The IDS analysis project seeks to analyze the CICIDS2017 dataset from the University of New Brunswick (UNB). The CICIDS2017 dataset contains information on network traffic flows. The traffic flows are tagged as benign or one of several attacks. The analysis project attempts to understand the characteristics of various techniques that separate benign traffic flows from attack traffic flows.

The analysis is presented as “blog” posts and interprets the classification techniques implemented in Python.

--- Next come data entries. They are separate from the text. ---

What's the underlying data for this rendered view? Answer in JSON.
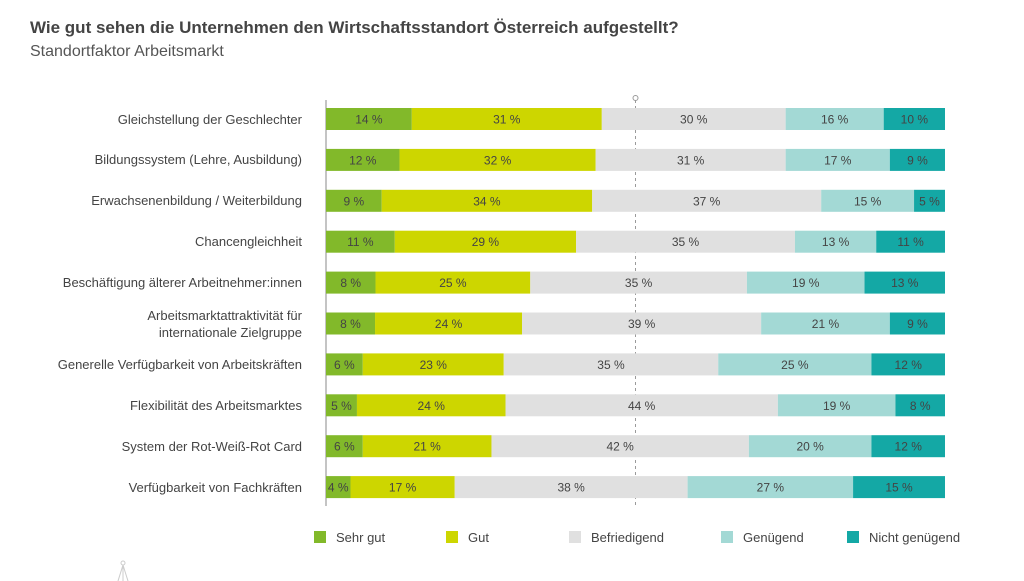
{
  "header": {
    "title": "Wie gut sehen die Unternehmen den Wirtschaftsstandort Österreich aufgestellt?",
    "subtitle": "Standortfaktor Arbeitsmarkt"
  },
  "chart_data": {
    "type": "bar",
    "orientation": "horizontal-stacked-100",
    "title": "Wie gut sehen die Unternehmen den Wirtschaftsstandort Österreich aufgestellt?",
    "subtitle": "Standortfaktor Arbeitsmarkt",
    "value_suffix": " %",
    "categories": [
      "Gleichstellung der Geschlechter",
      "Bildungssystem (Lehre, Ausbildung)",
      "Erwachsenenbildung / Weiterbildung",
      "Chancengleichheit",
      "Beschäftigung älterer Arbeitnehmer:innen",
      "Arbeitsmarktattraktivität für internationale Zielgruppe",
      "Generelle Verfügbarkeit von Arbeitskräften",
      "Flexibilität des Arbeitsmarktes",
      "System der Rot-Weiß-Rot Card",
      "Verfügbarkeit von Fachkräften"
    ],
    "category_lines": [
      [
        "Gleichstellung der Geschlechter"
      ],
      [
        "Bildungssystem (Lehre, Ausbildung)"
      ],
      [
        "Erwachsenenbildung / Weiterbildung"
      ],
      [
        "Chancengleichheit"
      ],
      [
        "Beschäftigung älterer Arbeitnehmer:innen"
      ],
      [
        "Arbeitsmarktattraktivität für",
        "internationale Zielgruppe"
      ],
      [
        "Generelle Verfügbarkeit von Arbeitskräften"
      ],
      [
        "Flexibilität des Arbeitsmarktes"
      ],
      [
        "System der Rot-Weiß-Rot Card"
      ],
      [
        "Verfügbarkeit von Fachkräften"
      ]
    ],
    "series": [
      {
        "name": "Sehr gut",
        "color": "#82b92a",
        "values": [
          14,
          12,
          9,
          11,
          8,
          8,
          6,
          5,
          6,
          4
        ]
      },
      {
        "name": "Gut",
        "color": "#cdd600",
        "values": [
          31,
          32,
          34,
          29,
          25,
          24,
          23,
          24,
          21,
          17
        ]
      },
      {
        "name": "Befriedigend",
        "color": "#e0e0e0",
        "values": [
          30,
          31,
          37,
          35,
          35,
          39,
          35,
          44,
          42,
          38
        ]
      },
      {
        "name": "Genügend",
        "color": "#a3d9d5",
        "values": [
          16,
          17,
          15,
          13,
          19,
          21,
          25,
          19,
          20,
          27
        ]
      },
      {
        "name": "Nicht genügend",
        "color": "#14a8a5",
        "values": [
          10,
          9,
          5,
          11,
          13,
          9,
          12,
          8,
          12,
          15
        ]
      }
    ],
    "legend": "bottom",
    "grid": false
  }
}
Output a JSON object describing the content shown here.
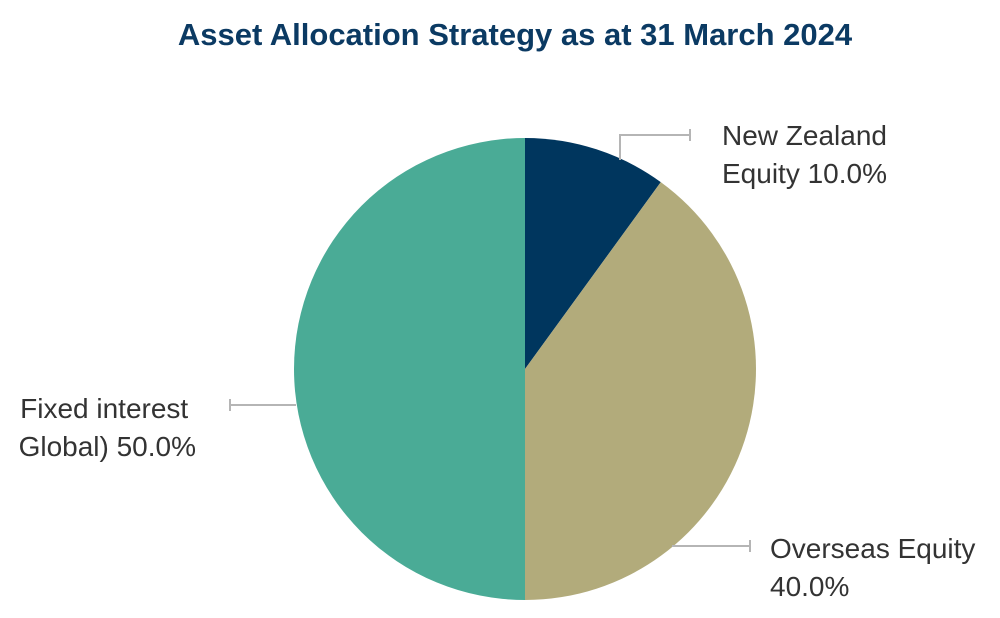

Useful URLs for this project

File and directory organization

  1. MachineLearningCVE/
    • This directory contains processed data used by the classifiers. It also has data used to debug the Python scripts for combining and cleaning the raw data files.
  2. docs/
    • This directory contains the blog posts. It also has the configuration files used by Github pages to render the posts.
  3. notes/
    • This directory contains lab notes compiled during the analysis. These notes are used as raw material for blog posts.
  4. scripts/
    • The Python code for this project was initially developed as scripts that run on a local machine. This directory contains those scripts. The scripts will continue to be maintained.
  5. admin/
    • Scripts and guidelines for administering the Github repository.
  6. LICENSE
    • This is license under which all the work in the IDS analysis project is made available.
  7. README.md
    • This is the top-level markdown file that describes the project. Since all documentation is being maintained as blog posts, the file points to the blog.
  8. *.ipynb files
    • These are Google Colab Jupyter notebooks. The first few notebooks were the Python scripts from scripts/ massaged to work on Colab. New notebooks will be added as the analysis develops. The notebooks (on Colab) will be periodically committed to the project’s Github repository.